The Biotechnology Industry Organisation is asking the US Government for a financial stimulus for small biotech companies that are struggling during the credit crunch.

The industries’ executives want a change in tax law so that companies can claim a tax rebate upfront in exchange for giving up funds the companies could take when they start becoming profitable. Should the proposal be approved, billions of dollars could be made available to the biotech industry on the proviso that the money would be used on R&D.

Speaking to, Matt Gardner, President and Chief Executive of BayBio said: “Most of these companies have not yet had their first product approved. They don’t have any revenue, and they are accumulating these operating losses. This change would allow them to convert some of these losses back into future research spending, which is a very good thing for the economy.”

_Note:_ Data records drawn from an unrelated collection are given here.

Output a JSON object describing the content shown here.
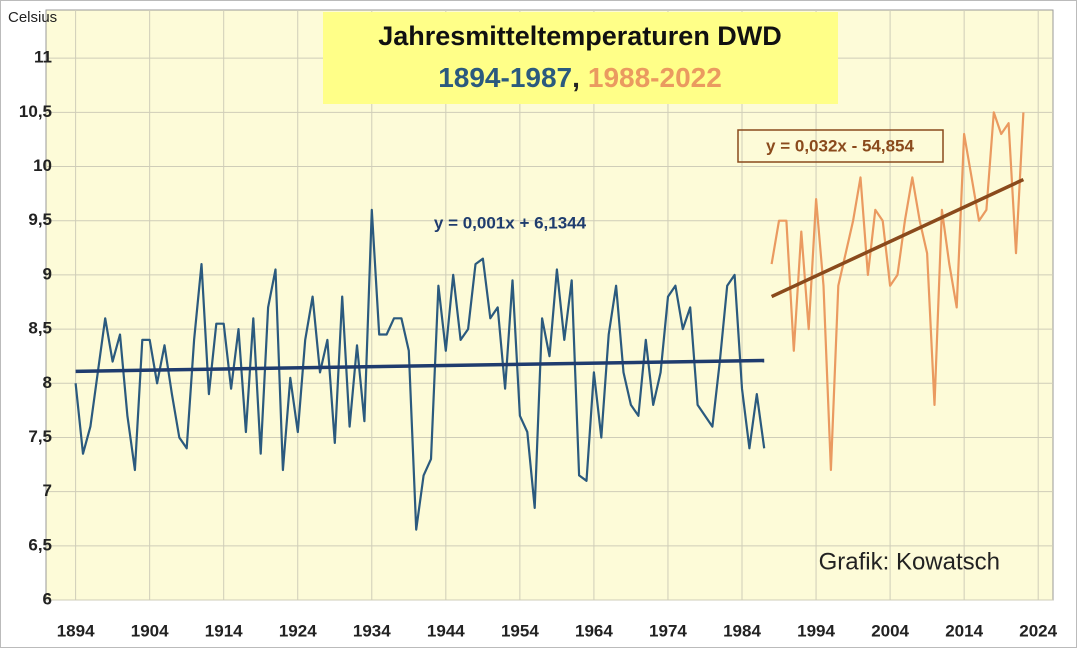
{
  "chart_data": {
    "type": "line",
    "title": "Jahresmitteltemperaturen DWD",
    "subtitle_separator": ",",
    "ylabel": "Celsius",
    "annotation": "Grafik: Kowatsch",
    "xlim": [
      1890,
      2026
    ],
    "xticks": [
      1894,
      1904,
      1914,
      1924,
      1934,
      1944,
      1954,
      1964,
      1974,
      1984,
      1994,
      2004,
      2014,
      2024
    ],
    "ylim": [
      6,
      11.5
    ],
    "yticks": [
      6,
      {
        "value": 6.5,
        "label": "6,5"
      },
      7,
      {
        "value": 7.5,
        "label": "7,5"
      },
      8,
      {
        "value": 8.5,
        "label": "8,5"
      },
      9,
      {
        "value": 9.5,
        "label": "9,5"
      },
      10,
      {
        "value": 10.5,
        "label": "10,5"
      },
      11
    ],
    "grid": true,
    "series": [
      {
        "name": "1894-1987",
        "color": "#2b5a7e",
        "x": [
          1894,
          1895,
          1896,
          1897,
          1898,
          1899,
          1900,
          1901,
          1902,
          1903,
          1904,
          1905,
          1906,
          1907,
          1908,
          1909,
          1910,
          1911,
          1912,
          1913,
          1914,
          1915,
          1916,
          1917,
          1918,
          1919,
          1920,
          1921,
          1922,
          1923,
          1924,
          1925,
          1926,
          1927,
          1928,
          1929,
          1930,
          1931,
          1932,
          1933,
          1934,
          1935,
          1936,
          1937,
          1938,
          1939,
          1940,
          1941,
          1942,
          1943,
          1944,
          1945,
          1946,
          1947,
          1948,
          1949,
          1950,
          1951,
          1952,
          1953,
          1954,
          1955,
          1956,
          1957,
          1958,
          1959,
          1960,
          1961,
          1962,
          1963,
          1964,
          1965,
          1966,
          1967,
          1968,
          1969,
          1970,
          1971,
          1972,
          1973,
          1974,
          1975,
          1976,
          1977,
          1978,
          1979,
          1980,
          1981,
          1982,
          1983,
          1984,
          1985,
          1986,
          1987
        ],
        "values": [
          8.0,
          7.35,
          7.6,
          8.1,
          8.6,
          8.2,
          8.45,
          7.7,
          7.2,
          8.4,
          8.4,
          8.0,
          8.35,
          7.9,
          7.5,
          7.4,
          8.4,
          9.1,
          7.9,
          8.55,
          8.55,
          7.95,
          8.5,
          7.55,
          8.6,
          7.35,
          8.7,
          9.05,
          7.2,
          8.05,
          7.55,
          8.4,
          8.8,
          8.1,
          8.4,
          7.45,
          8.8,
          7.6,
          8.35,
          7.65,
          9.6,
          8.45,
          8.45,
          8.6,
          8.6,
          8.3,
          6.65,
          7.15,
          7.3,
          8.9,
          8.3,
          9.0,
          8.4,
          8.5,
          9.1,
          9.15,
          8.6,
          8.7,
          7.95,
          8.95,
          7.7,
          7.55,
          6.85,
          8.6,
          8.25,
          9.05,
          8.4,
          8.95,
          7.15,
          7.1,
          8.1,
          7.5,
          8.45,
          8.9,
          8.1,
          7.8,
          7.7,
          8.4,
          7.8,
          8.1,
          8.8,
          8.9,
          8.5,
          8.7,
          7.8,
          7.7,
          7.6,
          8.2,
          8.9,
          9.0,
          7.95,
          7.4,
          7.9,
          7.4
        ]
      },
      {
        "name": "1988-2022",
        "color": "#ea9a60",
        "x": [
          1988,
          1989,
          1990,
          1991,
          1992,
          1993,
          1994,
          1995,
          1996,
          1997,
          1998,
          1999,
          2000,
          2001,
          2002,
          2003,
          2004,
          2005,
          2006,
          2007,
          2008,
          2009,
          2010,
          2011,
          2012,
          2013,
          2014,
          2015,
          2016,
          2017,
          2018,
          2019,
          2020,
          2021,
          2022
        ],
        "values": [
          9.1,
          9.5,
          9.5,
          8.3,
          9.4,
          8.5,
          9.7,
          8.9,
          7.2,
          8.9,
          9.2,
          9.5,
          9.9,
          9.0,
          9.6,
          9.5,
          8.9,
          9.0,
          9.5,
          9.9,
          9.5,
          9.2,
          7.8,
          9.6,
          9.1,
          8.7,
          10.3,
          9.9,
          9.5,
          9.6,
          10.5,
          10.3,
          10.4,
          9.2,
          10.5
        ]
      }
    ],
    "trendlines": [
      {
        "label": "y = 0,001x + 6,1344",
        "color": "#1f3c6e",
        "x": [
          1894,
          1987
        ],
        "values": [
          8.11,
          8.21
        ]
      },
      {
        "label": "y = 0,032x - 54,854",
        "color": "#8a4a1c",
        "x": [
          1988,
          2022
        ],
        "values": [
          8.8,
          9.88
        ]
      }
    ]
  }
}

Since the credit crunch started to take hold, biotech, especially the small companies, have seen investor cash dry up putting many companies in worrying positions including have to make staff cuts and even bankruptcies. According to the BIO, 120 of the 370 publicly traded US biotechs have less than six months of cash in their pockets to pull them through.

According to BIO, under the proposal put to Congress, a company with $100 million in net operating losses would be entitled to $35 million in taxes when it starts becoming profitable, meaning it could receive $20 million upfront cash to go towards R&D.

However, critics have attacked the proposal saying it is risky as many biotech companies never become profitable.

The US proposal comes a week after the UK biotech sector presented a dossier to the British Government with a number of recommendations necessary for the “survival and future viability” of the industry, including financial stimulus.